书城公版Confidence
19879500000004

第4章

"The temptation was so great."

"We should resist temptation. And you should have asked my leave."

"I was afraid you would refuse it; and you stood there, just in my line of vision."

"You should have asked me to get out of it."

"I should have been very sorry. Besides, it would have been extremely rude."

The young girl looked at him a moment.

"Yes, I think it would. But what you have done is ruder."

"It is a hard case!" said Longueville. "What could I have done, then, decently?"

"It 's a beautiful drawing," murmured the elder lady, handing the thing back to Longueville. Her daughter, meanwhile, had not even glanced at it.

"You might have waited till I should go away," this argumentative young person continued.

Longueville shook his head.

"I never lose opportunities!"

"You might have sketched me afterwards, from memory."

Longueville looked at her, smiling.

"Judge how much better my memory will be now!"

She also smiled a little, but instantly became serious.

"For myself, it 's an episode I shall try to forget.

I don't like the part I have played in it."

"May you never play a less becoming one!" cried Longueville. "I hope that your mother, at least, will accept a memento of the occasion."

And he turned again with his sketch to her companion, who had been listening to the girl's conversation with this enterprising stranger, and looking from one to the other with an air of earnest confusion.

"Won't you do me the honor of keeping my sketch?" he said. "I think it really looks like your daughter."

"Oh, thank you, thank you; I hardly dare," murmured the lady, with a deprecating gesture.

"It will serve as a kind of amends for the liberty I have taken,"

Longueville added; and he began to remove the drawing from its paper block.

"It makes it worse for you to give it to us," said the young girl.

"Oh, my dear, I am sure it 's lovely!" exclaimed her mother.

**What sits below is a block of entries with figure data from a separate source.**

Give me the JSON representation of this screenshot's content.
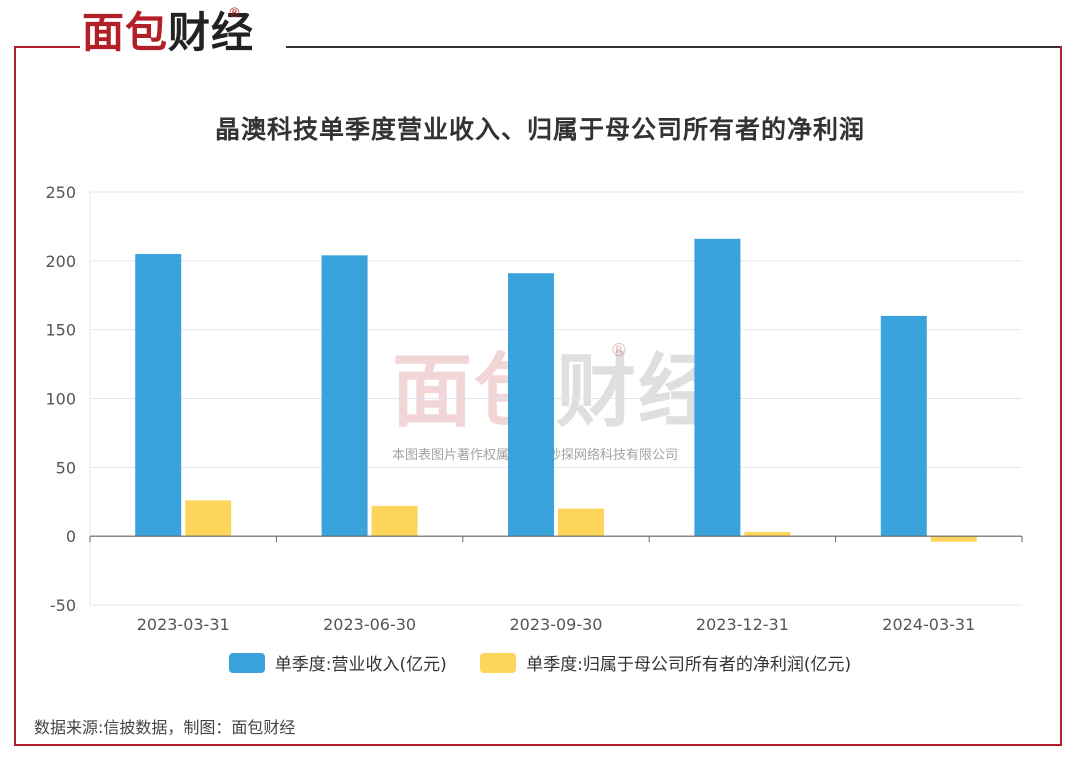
{
  "brand": {
    "logo_red": "面包",
    "logo_dark": "财经",
    "reg": "®"
  },
  "watermark": {
    "logo_red": "面包",
    "logo_dark": "财经",
    "reg": "®",
    "text": "本图表图片著作权属于上海妙探网络科技有限公司"
  },
  "source": "数据来源:信披数据，制图：面包财经",
  "colors": {
    "revenue": "#3ba3dc",
    "profit": "#fdd55a",
    "frame": "#b31f27",
    "grid": "#e4e4ee"
  },
  "chart_data": {
    "type": "bar",
    "title": "晶澳科技单季度营业收入、归属于母公司所有者的净利润",
    "categories": [
      "2023-03-31",
      "2023-06-30",
      "2023-09-30",
      "2023-12-31",
      "2024-03-31"
    ],
    "series": [
      {
        "name": "单季度:营业收入(亿元)",
        "values": [
          205,
          204,
          191,
          216,
          160
        ]
      },
      {
        "name": "单季度:归属于母公司所有者的净利润(亿元)",
        "values": [
          26,
          22,
          20,
          3,
          -4
        ]
      }
    ],
    "ylim": [
      -50,
      250
    ],
    "yticks": [
      -50,
      0,
      50,
      100,
      150,
      200,
      250
    ],
    "grid": true,
    "legend_position": "bottom"
  }
}
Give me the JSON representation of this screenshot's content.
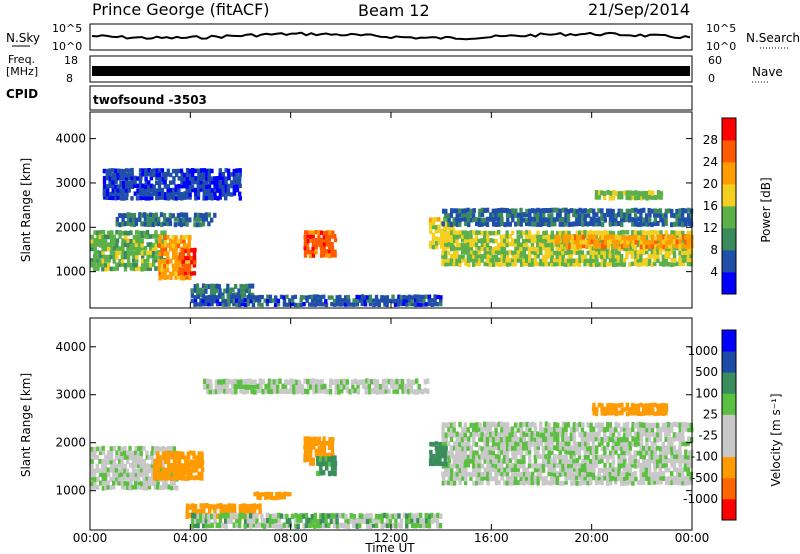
{
  "header": {
    "station": "Prince George (fitACF)",
    "beam": "Beam 12",
    "date": "21/Sep/2014"
  },
  "noise_panel": {
    "left_label": "N.Sky",
    "left_ticks": [
      "10^5",
      "10^0"
    ],
    "right_ticks": [
      "10^5",
      "10^0"
    ],
    "right_label": "N.Search"
  },
  "freq_panel": {
    "left_label_1": "Freq.",
    "left_label_2": "[MHz]",
    "left_ticks": [
      "18",
      "8"
    ],
    "right_ticks": [
      "60",
      "0"
    ],
    "right_label": "Nave"
  },
  "cpid": {
    "label": "CPID",
    "value": "twofsound -3503"
  },
  "colors": {
    "power_scale": [
      "#0000ff",
      "#1f4fa8",
      "#3b8a5c",
      "#5cb04a",
      "#f3d020",
      "#ff9d00",
      "#ff5a00",
      "#ff0000"
    ],
    "velocity_scale": [
      "#ff0000",
      "#ff6600",
      "#ff9a00",
      "#c8c8c8",
      "#c8c8c8",
      "#5bc040",
      "#3a8e5e",
      "#1e4aa8",
      "#0000ff"
    ]
  },
  "chart_data": [
    {
      "type": "heatmap",
      "name": "power",
      "ylabel": "Slant Range [km]",
      "ylim": [
        180,
        4600
      ],
      "yticks": [
        1000,
        2000,
        3000,
        4000
      ],
      "xlabel": "Time UT",
      "xticks": [
        "00:00",
        "04:00",
        "08:00",
        "12:00",
        "16:00",
        "20:00",
        "00:00"
      ],
      "xlim_hours": [
        0,
        24
      ],
      "colorbar": {
        "label": "Power [dB]",
        "ticks": [
          "4",
          "8",
          "12",
          "16",
          "20",
          "24",
          "28"
        ],
        "range": [
          0,
          30
        ]
      },
      "bands": [
        {
          "t": [
            0.0,
            3.0
          ],
          "r": [
            1000,
            1900
          ],
          "v": 14
        },
        {
          "t": [
            2.7,
            4.0
          ],
          "r": [
            800,
            1800
          ],
          "v": 22
        },
        {
          "t": [
            3.5,
            4.2
          ],
          "r": [
            900,
            1500
          ],
          "v": 27
        },
        {
          "t": [
            4.0,
            6.5
          ],
          "r": [
            400,
            700
          ],
          "v": 9
        },
        {
          "t": [
            8.5,
            9.8
          ],
          "r": [
            1300,
            1900
          ],
          "v": 26
        },
        {
          "t": [
            1.0,
            5.0
          ],
          "r": [
            2000,
            2300
          ],
          "v": 8
        },
        {
          "t": [
            0.5,
            6.0
          ],
          "r": [
            2600,
            3300
          ],
          "v": 5
        },
        {
          "t": [
            13.5,
            14.5
          ],
          "r": [
            1500,
            2200
          ],
          "v": 18
        },
        {
          "t": [
            14.0,
            24.0
          ],
          "r": [
            1100,
            1900
          ],
          "v": 16
        },
        {
          "t": [
            18.5,
            24.0
          ],
          "r": [
            1500,
            1800
          ],
          "v": 22
        },
        {
          "t": [
            14.0,
            24.0
          ],
          "r": [
            2000,
            2400
          ],
          "v": 7
        },
        {
          "t": [
            20.0,
            22.8
          ],
          "r": [
            2600,
            2800
          ],
          "v": 15
        },
        {
          "t": [
            4.0,
            14.0
          ],
          "r": [
            200,
            450
          ],
          "v": 6
        }
      ]
    },
    {
      "type": "heatmap",
      "name": "velocity",
      "ylabel": "Slant Range [km]",
      "ylim": [
        180,
        4600
      ],
      "yticks": [
        1000,
        2000,
        3000,
        4000
      ],
      "xlabel": "Time UT",
      "xticks": [
        "00:00",
        "04:00",
        "08:00",
        "12:00",
        "16:00",
        "20:00",
        "00:00"
      ],
      "xlim_hours": [
        0,
        24
      ],
      "colorbar": {
        "label": "Velocity [m s⁻¹]",
        "ticks": [
          "1000",
          "500",
          "100",
          "25",
          "-25",
          "-100",
          "-500",
          "-1000"
        ]
      },
      "bands": [
        {
          "t": [
            0.0,
            3.5
          ],
          "r": [
            1000,
            1900
          ],
          "v": 0
        },
        {
          "t": [
            2.5,
            4.5
          ],
          "r": [
            1200,
            1800
          ],
          "v": -300
        },
        {
          "t": [
            3.8,
            6.8
          ],
          "r": [
            400,
            700
          ],
          "v": -400
        },
        {
          "t": [
            6.5,
            8.0
          ],
          "r": [
            800,
            950
          ],
          "v": -400
        },
        {
          "t": [
            8.5,
            9.7
          ],
          "r": [
            1500,
            2100
          ],
          "v": -300
        },
        {
          "t": [
            9.0,
            9.8
          ],
          "r": [
            1300,
            1700
          ],
          "v": 150
        },
        {
          "t": [
            14.0,
            24.0
          ],
          "r": [
            1100,
            2000
          ],
          "v": 0
        },
        {
          "t": [
            14.0,
            24.0
          ],
          "r": [
            2000,
            2400
          ],
          "v": 0
        },
        {
          "t": [
            13.5,
            14.2
          ],
          "r": [
            1500,
            2000
          ],
          "v": 200
        },
        {
          "t": [
            20.0,
            23.0
          ],
          "r": [
            2550,
            2800
          ],
          "v": -200
        },
        {
          "t": [
            4.5,
            13.5
          ],
          "r": [
            3000,
            3300
          ],
          "v": 0
        },
        {
          "t": [
            4.0,
            14.0
          ],
          "r": [
            200,
            500
          ],
          "v": 50
        }
      ]
    }
  ]
}
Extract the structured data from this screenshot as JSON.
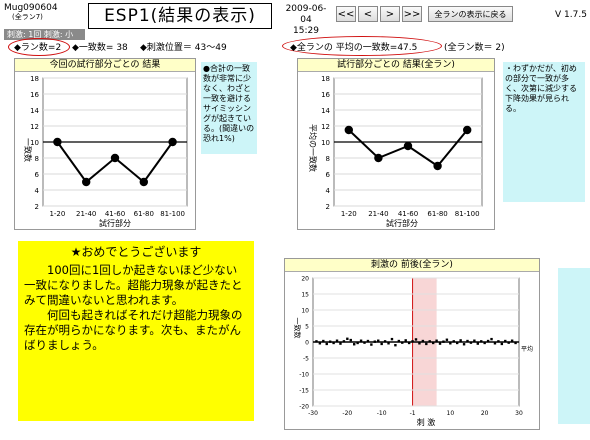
{
  "header": {
    "id_label": "Mug090604",
    "sub_label": "(全ラン7)",
    "title": "ESP1(結果の表示)",
    "date": "2009-06-04",
    "time": "15:29",
    "nav": [
      "<<",
      "<",
      ">",
      ">>"
    ],
    "show_all_button": "全ランの表示に戻る",
    "version": "V 1.7.5"
  },
  "settings_label": "刺激: 1回  刺激: 小",
  "stats_left": {
    "run_count": "◆ラン数=2",
    "match_count": "◆一致数= 38",
    "stim_position": "◆刺激位置＝ 43〜49"
  },
  "stats_right": {
    "avg_match": "◆全ランの 平均の一致数=47.5",
    "total_runs": "(全ラン数＝ 2)"
  },
  "chart_left": {
    "title": "今回の試行部分ごとの 結果",
    "ylabel": "一致数",
    "xlabel": "試行部分",
    "note": "●合計の一致数が非常に少なく、わざと一致を避けるサイミッシングが起きている。(間違いの恐れ1%)"
  },
  "chart_right": {
    "title": "試行部分ごとの 結果(全ラン)",
    "ylabel": "平均の一致数",
    "xlabel": "試行部分",
    "note": "・わずかだが、初めの部分で一致が多く、次第に減少する下降効果が見られる。"
  },
  "congrats": {
    "heading": "★おめでとうございます",
    "p1": "100回に1回しか起きないほど少ない一致になりました。超能力現象が起きたとみて間違いないと思われます。",
    "p2": "何回も起きればそれだけ超能力現象の存在が明らかになります。次も、またがんばりましょう。"
  },
  "chart_bottom": {
    "title": "刺激の 前後(全ラン)",
    "ylabel": "一致数",
    "xlabel": "刺 激",
    "avg_label": "平均"
  },
  "chart_data": [
    {
      "type": "line",
      "title": "今回の試行部分ごとの 結果",
      "categories": [
        "1-20",
        "21-40",
        "41-60",
        "61-80",
        "81-100"
      ],
      "values": [
        10,
        5,
        8,
        5,
        10
      ],
      "ylabel": "一致数",
      "xlabel": "試行部分",
      "ylim": [
        2,
        18
      ],
      "yticks": [
        2,
        4,
        6,
        8,
        10,
        12,
        14,
        16,
        18
      ],
      "reference_line": 10,
      "grid": true
    },
    {
      "type": "line",
      "title": "試行部分ごとの 結果(全ラン)",
      "categories": [
        "1-20",
        "21-40",
        "41-60",
        "61-80",
        "81-100"
      ],
      "values": [
        11.5,
        8,
        9.5,
        7,
        11.5
      ],
      "ylabel": "平均の一致数",
      "xlabel": "試行部分",
      "ylim": [
        2,
        18
      ],
      "yticks": [
        2,
        4,
        6,
        8,
        10,
        12,
        14,
        16,
        18
      ],
      "reference_line": 10,
      "grid": true
    },
    {
      "type": "scatter",
      "title": "刺激の 前後(全ラン)",
      "x": [
        -29,
        -28,
        -27,
        -26,
        -25,
        -24,
        -23,
        -22,
        -21,
        -20,
        -19,
        -18,
        -17,
        -16,
        -15,
        -14,
        -13,
        -12,
        -11,
        -10,
        -9,
        -8,
        -7,
        -6,
        -5,
        -4,
        -3,
        -2,
        -1,
        0,
        1,
        2,
        3,
        4,
        5,
        6,
        7,
        8,
        9,
        10,
        11,
        12,
        13,
        14,
        15,
        16,
        17,
        18,
        19,
        20,
        21,
        22,
        23,
        24,
        25,
        26,
        27,
        28,
        29
      ],
      "values": [
        0.2,
        -0.4,
        0.3,
        -0.6,
        0.1,
        -0.3,
        0.4,
        -0.5,
        0.2,
        1.0,
        0.6,
        -0.7,
        -0.3,
        0.4,
        -0.2,
        0.3,
        -0.8,
        0.1,
        0.4,
        -0.6,
        0.2,
        -0.4,
        0.9,
        -1.0,
        0.3,
        -0.2,
        0.5,
        -0.3,
        0.2,
        0.8,
        -0.4,
        0.3,
        -0.6,
        0.2,
        -0.3,
        0.4,
        -0.5,
        0.1,
        0.7,
        -0.4,
        0.2,
        -0.3,
        0.5,
        -0.7,
        0.3,
        -0.2,
        0.4,
        -0.5,
        0.2,
        -0.3,
        0.3,
        0.9,
        -0.4,
        0.2,
        -0.6,
        0.3,
        -0.2,
        0.4,
        -0.3
      ],
      "ylabel": "一致数",
      "xlabel": "刺 激",
      "xlim": [
        -30,
        30
      ],
      "ylim": [
        -20,
        20
      ],
      "xticks": [
        -30,
        -20,
        -10,
        -1,
        10,
        20,
        30
      ],
      "yticks": [
        -20,
        -15,
        -10,
        -5,
        0,
        5,
        10,
        15,
        20
      ],
      "highlight_x": [
        -1,
        6
      ],
      "zero_line_label": "平均",
      "grid": true
    }
  ],
  "colors": {
    "note_bg": "#cdf5f8",
    "congrats_bg": "#ffff00",
    "title_bar_bg": "#ffffc8",
    "highlight": "#f5c4c4",
    "ellipse": "#d01010"
  }
}
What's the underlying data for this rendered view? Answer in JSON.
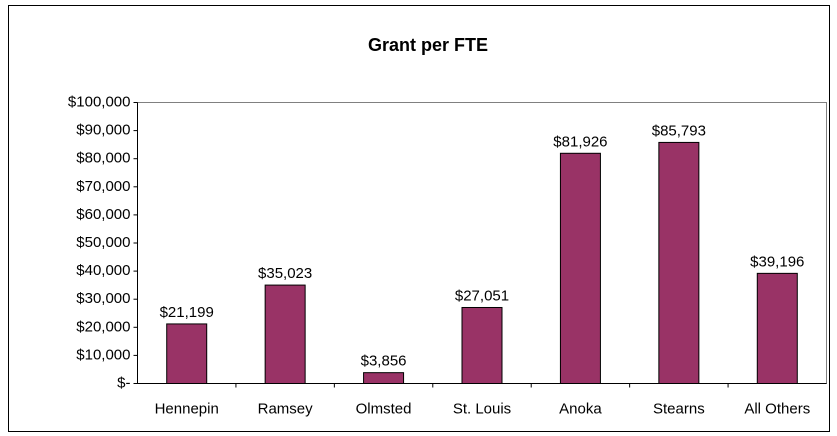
{
  "chart_data": {
    "type": "bar",
    "title": "Grant per FTE",
    "categories": [
      "Hennepin",
      "Ramsey",
      "Olmsted",
      "St. Louis",
      "Anoka",
      "Stearns",
      "All Others"
    ],
    "values": [
      21199,
      35023,
      3856,
      27051,
      81926,
      85793,
      39196
    ],
    "value_labels": [
      "$21,199",
      "$35,023",
      "$3,856",
      "$27,051",
      "$81,926",
      "$85,793",
      "$39,196"
    ],
    "color": "#993366",
    "ylim": [
      0,
      100000
    ],
    "yticks": [
      {
        "value": 0,
        "label": "$-"
      },
      {
        "value": 10000,
        "label": "$10,000"
      },
      {
        "value": 20000,
        "label": "$20,000"
      },
      {
        "value": 30000,
        "label": "$30,000"
      },
      {
        "value": 40000,
        "label": "$40,000"
      },
      {
        "value": 50000,
        "label": "$50,000"
      },
      {
        "value": 60000,
        "label": "$60,000"
      },
      {
        "value": 70000,
        "label": "$70,000"
      },
      {
        "value": 80000,
        "label": "$80,000"
      },
      {
        "value": 90000,
        "label": "$90,000"
      },
      {
        "value": 100000,
        "label": "$100,000"
      }
    ],
    "grid": false
  }
}
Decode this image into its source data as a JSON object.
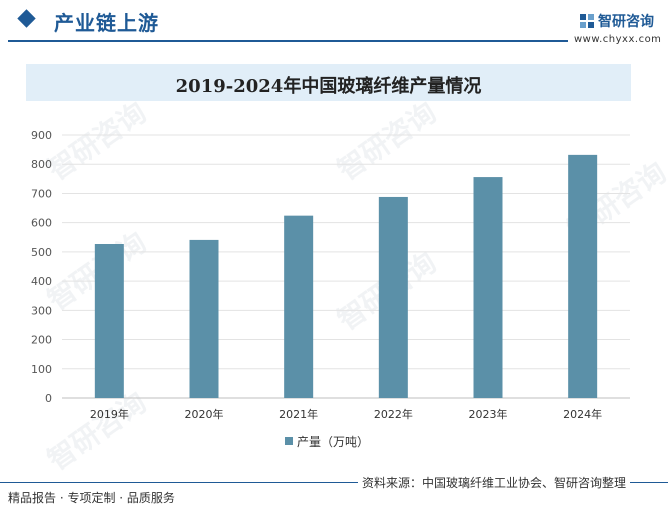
{
  "header": {
    "title": "产业链上游",
    "brand_name": "智研咨询",
    "brand_url": "www.chyxx.com"
  },
  "footer": {
    "left": "精品报告 · 专项定制 · 品质服务",
    "source": "资料来源：中国玻璃纤维工业协会、智研咨询整理"
  },
  "colors": {
    "bar": "#5b90a8",
    "accent": "#1f5a96",
    "title_band": "#e1eef8"
  },
  "watermark_text": "智研咨询",
  "chart_data": {
    "type": "bar",
    "title": "2019-2024年中国玻璃纤维产量情况",
    "categories": [
      "2019年",
      "2020年",
      "2021年",
      "2022年",
      "2023年",
      "2024年"
    ],
    "series": [
      {
        "name": "产量（万吨）",
        "values": [
          527,
          541,
          624,
          688,
          756,
          832
        ]
      }
    ],
    "yticks": [
      "0",
      "100",
      "200",
      "300",
      "400",
      "500",
      "600",
      "700",
      "800",
      "900"
    ],
    "ylim": [
      0,
      900
    ],
    "grid": true,
    "legend": "bottom"
  }
}
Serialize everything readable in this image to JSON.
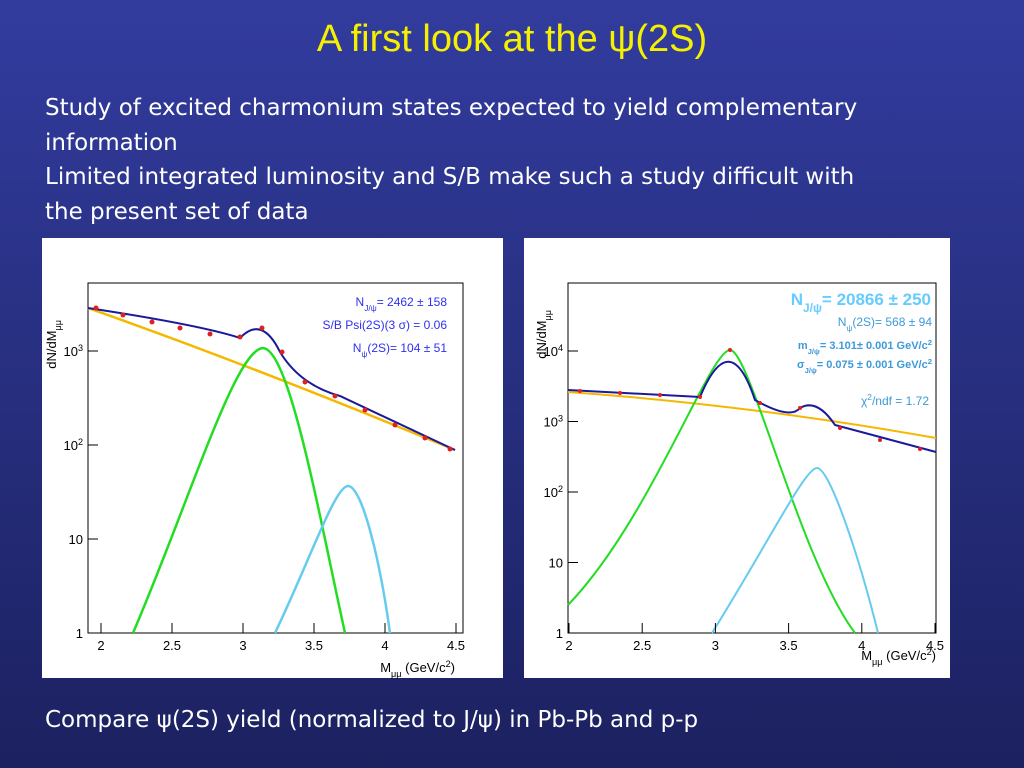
{
  "title": "A first look at the ψ(2S)",
  "bullets": [
    "Study of excited charmonium states expected to yield complementary information",
    "Limited integrated luminosity and S/B make such a study difficult with the present set of data"
  ],
  "figures": [
    {
      "y_label": [
        {
          "t": "dN/dM"
        },
        {
          "t": "μμ",
          "s": "sub"
        }
      ],
      "x_label": [
        {
          "t": "M"
        },
        {
          "t": "μμ",
          "s": "sub"
        },
        {
          "t": " (GeV/c"
        },
        {
          "t": "2",
          "s": "sup"
        },
        {
          "t": ")"
        }
      ],
      "x_ticks": [
        "2",
        "2.5",
        "3",
        "3.5",
        "4",
        "4.5"
      ],
      "y_ticks": [
        [
          {
            "t": "1"
          }
        ],
        [
          {
            "t": "10"
          }
        ],
        [
          {
            "t": "10"
          },
          {
            "t": "2",
            "s": "sup"
          }
        ],
        [
          {
            "t": "10"
          },
          {
            "t": "3",
            "s": "sup"
          }
        ]
      ],
      "annotations": [
        [
          {
            "t": "N"
          },
          {
            "t": "J/ψ",
            "s": "sub"
          },
          {
            "t": "= 2462 ± 158"
          }
        ],
        [
          {
            "t": "S/B Psi(2S)(3 σ) = 0.06"
          }
        ],
        [
          {
            "t": "N"
          },
          {
            "t": "ψ",
            "s": "sub"
          },
          {
            "t": "(2S)= 104 ± 51"
          }
        ]
      ]
    },
    {
      "y_label": [
        {
          "t": "dN/dM"
        },
        {
          "t": "μμ",
          "s": "sub"
        }
      ],
      "x_label": [
        {
          "t": "M"
        },
        {
          "t": "μμ",
          "s": "sub"
        },
        {
          "t": " (GeV/c"
        },
        {
          "t": "2",
          "s": "sup"
        },
        {
          "t": ")"
        }
      ],
      "x_ticks": [
        "2",
        "2.5",
        "3",
        "3.5",
        "4",
        "4.5"
      ],
      "y_ticks": [
        [
          {
            "t": "1"
          }
        ],
        [
          {
            "t": "10"
          }
        ],
        [
          {
            "t": "10"
          },
          {
            "t": "2",
            "s": "sup"
          }
        ],
        [
          {
            "t": "10"
          },
          {
            "t": "3",
            "s": "sup"
          }
        ],
        [
          {
            "t": "10"
          },
          {
            "t": "4",
            "s": "sup"
          }
        ]
      ],
      "annotations": [
        [
          {
            "t": "N"
          },
          {
            "t": "J/ψ",
            "s": "sub"
          },
          {
            "t": "= 20866 ± 250"
          }
        ],
        [
          {
            "t": "N"
          },
          {
            "t": "ψ",
            "s": "sub"
          },
          {
            "t": "(2S)= 568 ± 94"
          }
        ],
        [
          {
            "t": "m"
          },
          {
            "t": "J/ψ",
            "s": "sub"
          },
          {
            "t": "= 3.101± 0.001 GeV/c"
          },
          {
            "t": "2",
            "s": "sup"
          }
        ],
        [
          {
            "t": "σ"
          },
          {
            "t": "J/ψ",
            "s": "sub"
          },
          {
            "t": "= 0.075 ± 0.001 GeV/c"
          },
          {
            "t": "2",
            "s": "sup"
          }
        ],
        [
          {
            "t": "χ"
          },
          {
            "t": "2",
            "s": "sup"
          },
          {
            "t": "/ndf = 1.72"
          }
        ]
      ]
    }
  ],
  "caption": "Compare ψ(2S) yield (normalized to J/ψ) in Pb-Pb and p-p"
}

"It 's wonderfully like you."

"I think that also makes it worse!"

Longueville was at last nettled. The young lady's perversity was perhaps not exactly malignant; but it was certainly ungracious.

She seemed to desire to present herself as a beautiful tormentress.

"How does it make it worse?" he asked, with a frown.

He believed she was clever, and she was certainly ready.

Now, however, she reflected a moment before answering.

"That you should give us your sketch," she said at last.

"It was to your mother I offered it," Longueville observed.

But this observation, the fruit of his irritation, appeared to have no effect upon the young girl.

"Is n't it what painters call a study?" she went on.

"A study is of use to the painter himself. Your justification would be that you should keep your sketch, and that it might be of use to you."

"My daughter is a study, sir, you will say," said the elder lady in a little, light, conciliating voice, and graciously accepting the drawing again.

"I will admit," said Longueville, "that I am very inconsistent.

Set it down to my esteem, madam," he added, looking at the mother.

"That 's for you, mamma," said his model, disengaging her arm from her mother's hand and turning away.

The mamma stood looking at the sketch with a smile which seemed to express a tender desire to reconcile all accidents.

"It 's extremely beautiful," she murmured, "and if you insist on my taking it--"

"I shall regard it as a great honor."

"Very well, then; with many thanks, I will keep it." She looked at the young man a moment, while her daughter walked away.

Longueville thought her a delightful little person; she struck him as a sort of transfigured Quakeress--a mystic with a practical side. "I am sure you think she 's a strange girl," she said.

"She is extremely pretty."

"She is very clever," said the mother.

"She is wonderfully graceful."

"Ah, but she 's good!" cried the old lady.

"I am sure she comes honestly by that," said Longueville, expressively, while his companion, returning his salutation with a certain scrupulous grace of her own, hurried after her daughter.

Longueville remained there staring at the view but not especially seeing it.

He felt as if he had at once enjoyed and lost an opportunity.

After a while he tried to make a sketch of the old beggar-woman who sat there in a sort of palsied immobility, like a rickety statue at a church-door. But his attempt to reproduce her features was not gratifying, and he suddenly laid down his brush. She was not pretty enough--she had a bad profile.